UK’s Cameron says right to suspend EU campaign after Jo Cox murdered
Prime Minister David Cameron said the killing of Cox, who was married with two children and had worked on U.S. President Barack Obama’s 2008 election campaign, was a tragedy.
“She was a bright star, no doubt about it, a star for her constituents, a star in parliament and a star right across the house and we have lost a star,” the Conservative prime minister said. “Above all ll I am thinking of her husband Brendan, the children, the family and her constituents who will be feeling this huge sense of loss tonight and I think it’s right we stop the campaigning activity, think of them and think of what they’ve lost.”
British lawmakers are not in parliament ahead of the June 23 referendum on whether Britain should remain in the EU.
The rival referendum campaign groups said they were suspending activities for the day and Cameron said he would pull out of a planned rally in Gibraltar, the British territory on the southern coast of Spain.
British Home Secretary, Theresa May, also paid her respects to Cox saying she was one of the “brightest” and “most popular” colleagues at Westminster.

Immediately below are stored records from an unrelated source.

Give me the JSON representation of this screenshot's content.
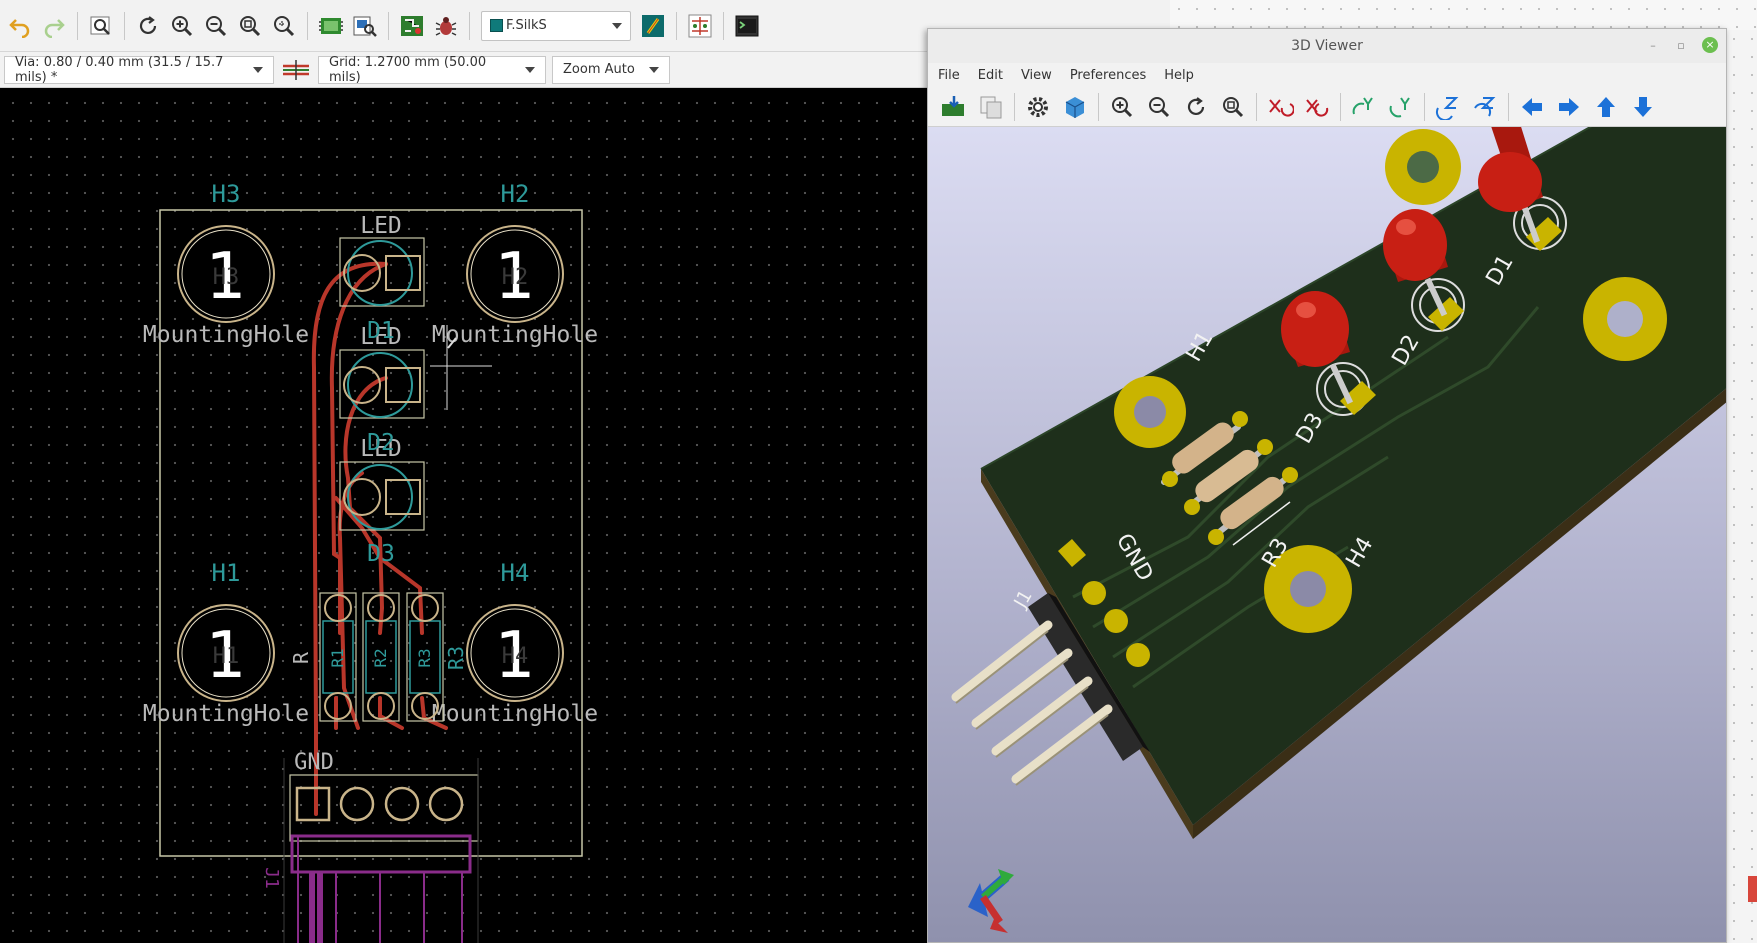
{
  "pcb_editor": {
    "toolbar": {
      "icons": [
        "undo-icon",
        "redo-icon",
        "zoom-search-icon",
        "refresh-icon",
        "zoom-in-icon",
        "zoom-out-icon",
        "zoom-fit-icon",
        "zoom-selection-icon",
        "footprint-editor-icon",
        "footprint-viewer-icon",
        "netlist-icon",
        "drc-bug-icon",
        "layer-select",
        "layer-pair-icon",
        "ratsnest-icon",
        "scripting-console-icon"
      ],
      "layer": "F.SilkS",
      "layer_color": "#0f7a7a"
    },
    "toolbar2": {
      "via": "Via: 0.80 / 0.40 mm (31.5 / 15.7 mils) *",
      "grid": "Grid: 1.2700 mm (50.00 mils)",
      "zoom": "Zoom Auto"
    },
    "board": {
      "holes": [
        {
          "ref": "H3",
          "value": "MountingHole",
          "pad": "1"
        },
        {
          "ref": "H2",
          "value": "MountingHole",
          "pad": "1"
        },
        {
          "ref": "H1",
          "value": "MountingHole",
          "pad": "1"
        },
        {
          "ref": "H4",
          "value": "MountingHole",
          "pad": "1"
        }
      ],
      "leds": [
        {
          "value": "LED",
          "ref": "D1"
        },
        {
          "value": "LED",
          "ref": "D2"
        },
        {
          "value": "LED",
          "ref": "D3"
        }
      ],
      "resistor_label": "R",
      "resistor_refs": [
        "R1",
        "R2",
        "R3"
      ],
      "resistor_side_label": "R3",
      "connector_label": "GND",
      "connector_ref": "J1",
      "colors": {
        "silk": "#c7c7a8",
        "fab": "#2e9a9a",
        "copper": "#c83a2c",
        "pad": "#c9b48a",
        "courtyard": "#8a2c8a"
      }
    }
  },
  "viewer3d": {
    "title": "3D Viewer",
    "menu": [
      "File",
      "Edit",
      "View",
      "Preferences",
      "Help"
    ],
    "toolbar_icons": [
      "reload-board-icon",
      "copy-image-icon",
      "settings-gear-icon",
      "perspective-cube-icon",
      "zoom-in-icon",
      "zoom-out-icon",
      "redraw-icon",
      "zoom-fit-icon",
      "rotate-x-cw-icon",
      "rotate-x-ccw-icon",
      "rotate-y-cw-icon",
      "rotate-y-ccw-icon",
      "rotate-z-cw-icon",
      "rotate-z-ccw-icon",
      "pan-left-icon",
      "pan-right-icon",
      "pan-up-icon",
      "pan-down-icon"
    ],
    "scene_labels": {
      "h1": "H1",
      "h4": "H4",
      "d1": "D1",
      "d2": "D2",
      "d3": "D3",
      "r3": "R3",
      "gnd": "GND",
      "j1": "J1"
    },
    "colors": {
      "board": "#22351f",
      "gold": "#c9b400",
      "led": "#c81f14",
      "resistor": "#d3b38a"
    }
  }
}
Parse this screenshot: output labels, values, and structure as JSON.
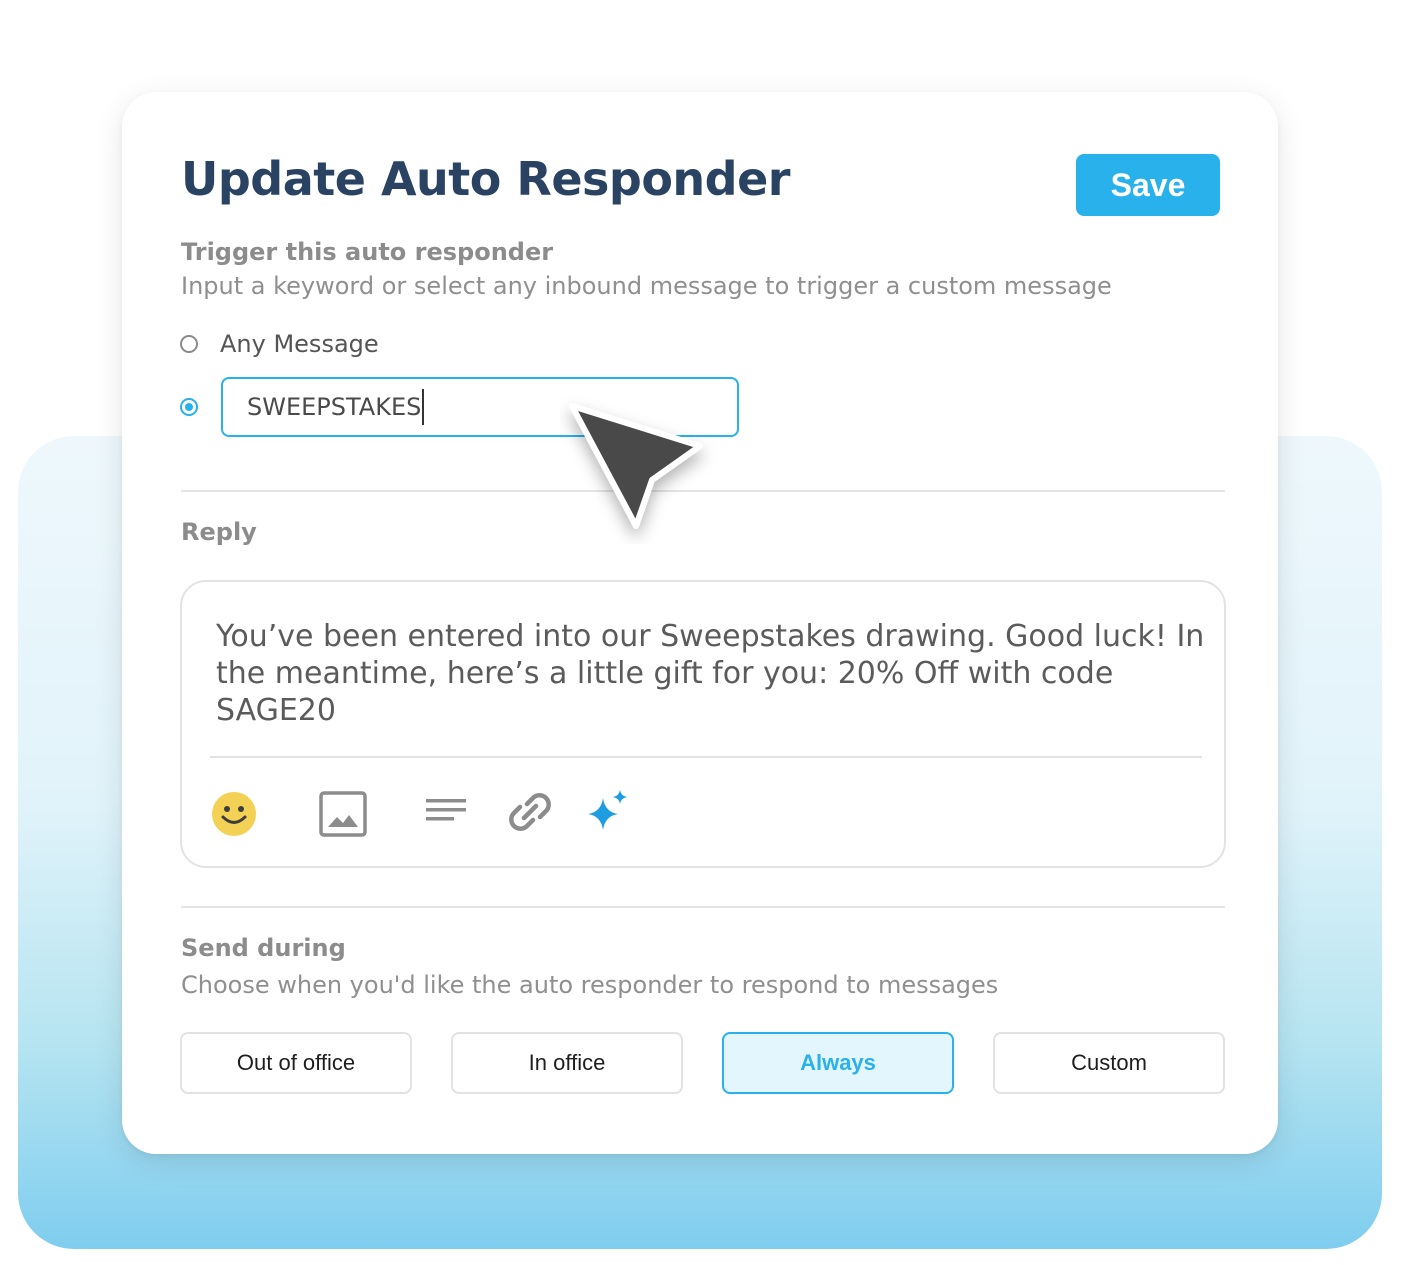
{
  "header": {
    "title": "Update Auto Responder",
    "save_label": "Save"
  },
  "trigger": {
    "label": "Trigger this auto responder",
    "description": "Input a keyword or select any inbound message to trigger a custom message",
    "options": [
      {
        "label": "Any Message",
        "selected": false
      },
      {
        "value": "SWEEPSTAKES",
        "selected": true
      }
    ]
  },
  "reply": {
    "label": "Reply",
    "message": "You’ve been entered into our Sweepstakes drawing. Good luck! In the meantime, here’s a little gift for you: 20% Off with code SAGE20",
    "toolbar": [
      "emoji-icon",
      "image-icon",
      "text-format-icon",
      "link-icon",
      "sparkle-icon"
    ]
  },
  "send_during": {
    "label": "Send during",
    "description": "Choose when you'd like the auto responder to respond to messages",
    "options": [
      {
        "label": "Out of office",
        "selected": false
      },
      {
        "label": "In office",
        "selected": false
      },
      {
        "label": "Always",
        "selected": true
      },
      {
        "label": "Custom",
        "selected": false
      }
    ]
  },
  "colors": {
    "accent": "#29b1ec",
    "title": "#2a4363",
    "emoji": "#f3d154"
  }
}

“This is a dreadful event and my heart goes out to Jo Cox’s husband Brendan, their two children, her family and friends. The pain they must now be enduring is unimaginable and our thoughts and prayers are with them at this terrible time. It is entirely appropriate that all campaigning for the referendum has been suspended.
Cox, a Cambridge University graduate, spent a decade working in a variety of roles with aid agency Oxfam, including head of policy, head of humanitarian campaigning based in New York and head of its European office in Brussels.
She was known for her work on women’s issues, and won election for Labour in northern England’s Batley and Spen district at the 2015 general election.